Ausência, menos que água,
estrangeira e solitária,
busca a esfera azul e limpa,
a nitidez de um lugar.
Amante escura, longínqua,
que pátria no seu desterro,
que presságio de sossego,
que dom impossível tem?
Sua viagem é um exílio
no vazio transparente
onde cristal não cintila
nem um liso mundo gira.
Só no ardor se ultrapassa
e vibra já sem fronteiras,
a derradeira, a primeira,
num sopro que inscreve a vida.
Reconhecê-La É Feri-La Travejá-La
Reconhecê-la é feri-la Travejá-la
na pauta rígida transformá-la
em palavras e madeira em arvoredo à chuva
Aqui a violência lúcida penetra
no corpo fugidio que é já outro reflexo
e trabalha esse fragmento de vida errante
Não como um objecto tudo na água flui
e a rigidez articula-se em dicção metálica
Pedra é esse corpo o seu corpo marinho
mas também é água e vento nos meus dedos
Pedaço a pedaço desfibro um reflexo vivo
para construir um virtual fluxo ou linhas negras
Quem revolve a terra e nela acha um insecto
terá este prazer de inventar os cabelos
ao sol do muro alto na folhagem!
Maltrato-te Figura que foste imagem
corrente desabrida no frio de um outro mês
e dou-te as inflexões das sílabas do tempo
com a paciência dos dedos e dos dentes
para que neste exercício da paixão acordes nua
Vejo o Fogo
Vejo o fogo (os dedos e a sombra), vejo os caminhos,
a matéria das árvores. Bebo um rumor de abelhas.
Estou cego talvez, deslumbro-me, no deserto
sobre uma boca pura.

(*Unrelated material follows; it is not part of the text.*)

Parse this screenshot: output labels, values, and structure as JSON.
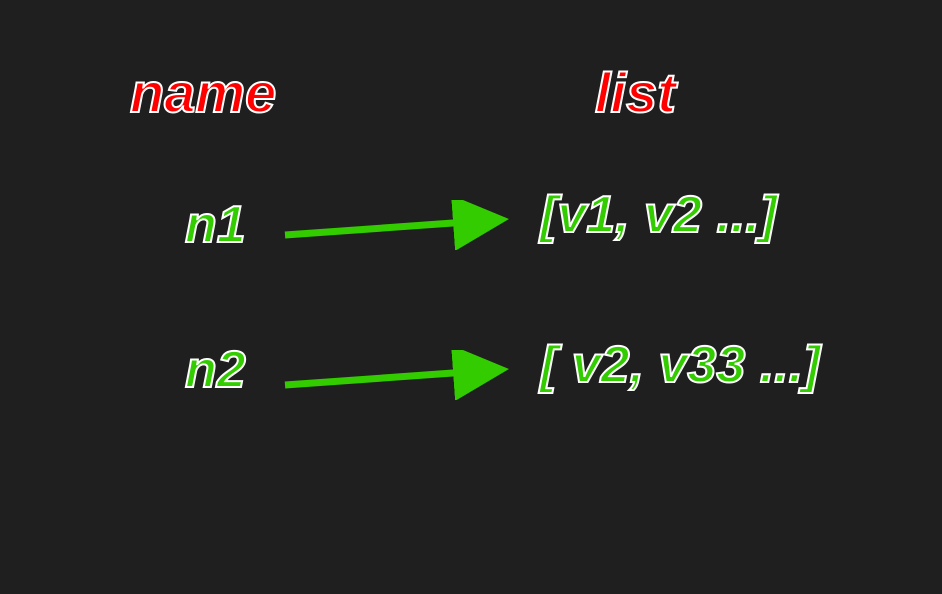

Aqui durmo, aqui desenho
a felicidade da chama, as ondas e as pedras.
Na folhagem ascendo àquele poder intenso
que se deslumbra em delícia que roda até ao cimo.
O tempo doura o silêncio e a penumbra dos caminhos.
Entro por um país de minúcias transparentes.
Que é a distância agora? A perspectiva do gérmen.
Encontro-me no mundo, sou o ar que desce
alegre, o ar, o sol, o sangue. O corpo é tão feliz
que reina na extensão em transparência verde.
É o amor que bebe o fogo branco das colinas,
e que deslumbra e se deslumbra e acaricia e arde.
A Palavra
A palavra é a cor que de súbito deslumbra
e cega, brancura da surpresa, surpresa
da brancura. Terra e vento, o espaço sem palavras,
o sopro que se alarga, lâmpada desagregada,
matéria de pálpebras, tremor de ombros.
Destruída, mas erecta, simples e negra,
rosto que se retempera na verdura das árvores
e busca o esquecimento aberto da presença.
Escrevo onde a palavra ainda não se diz
entre o desejo e a água, com a língua do vento.
A palavra volátil, a palavra densa, a palavra vazia
esvai-se. Só o acaso irradia algum suporte.
Chamo a mão vazia, adiro aos fundamentos
onde o ar começa e o solo ilimitado.
Na folha uma figura aparece com uma ferida aberta.
Escrevo-Te Com o Fogo E a Água
Escrevo-te com o fogo e a água. Escrevo-te
no sossego feliz das folhas e das sombras.
Escrevo-te quando o saber é sabor, quando tudo é surpresa.
Vejo o rosto escuro da terra em confins indolentes.
Estou perto e estou longe num planeta imenso e verde.
O que procuro é um coração pequeno, um animal
perfeito e suave. Um fruto repousado,
uma forma que não nasceu, um torso ensanguentado,
uma pergunta que não ouvi no inanimado,
um arabesco talvez de mágica leveza.
Quem ignora o sulco entre a sombra e a espuma?
Apaga-se um planeta, acende-se uma árvore.
As colinas inclinam-se na embriaguez dos barcos.
O vento abriu-me os olhos, vi a folhagem do céu,
o grande sopro imóvel da primavera efémera.
Mediadora do Espaço
Dedos abertos ao sopro,
imensamente terrestre,
clara desordem ao vento.
Descalça, muda os caminhos
na viva avidez do ar.
Abre um mundo inesperado
que se propaga num arco.
Perfuma as formas, aflora.
Alma instantânea, dilata
e levanta, sol na água,
água de sol, livre, livre,
como um lúcido relâmpago.
Feliz energia de nada
faz a casa por viver
musical na coincidência
de com o espaço o secreto.
Quantos vales em seu corpo
de campo azul e silêncio!
Ó contínua suavidade
tão imediata e profusa!
Que frescura de distância
tão real e oferecida!
Fúria fresca de estar viva.
O sim total do presente.
Entre Pequenos Tumultos Brancos
Entre pequenos tumultos brancos, entre os cabelos do ar,
dentro de uma membrana verde, contra um peito redondo,
entre lâmpadas veladas, entre murmúrios do mar,
acaricio um corpo, uma árvore de argila,
ou a serpente do verão ou uma chama de vento.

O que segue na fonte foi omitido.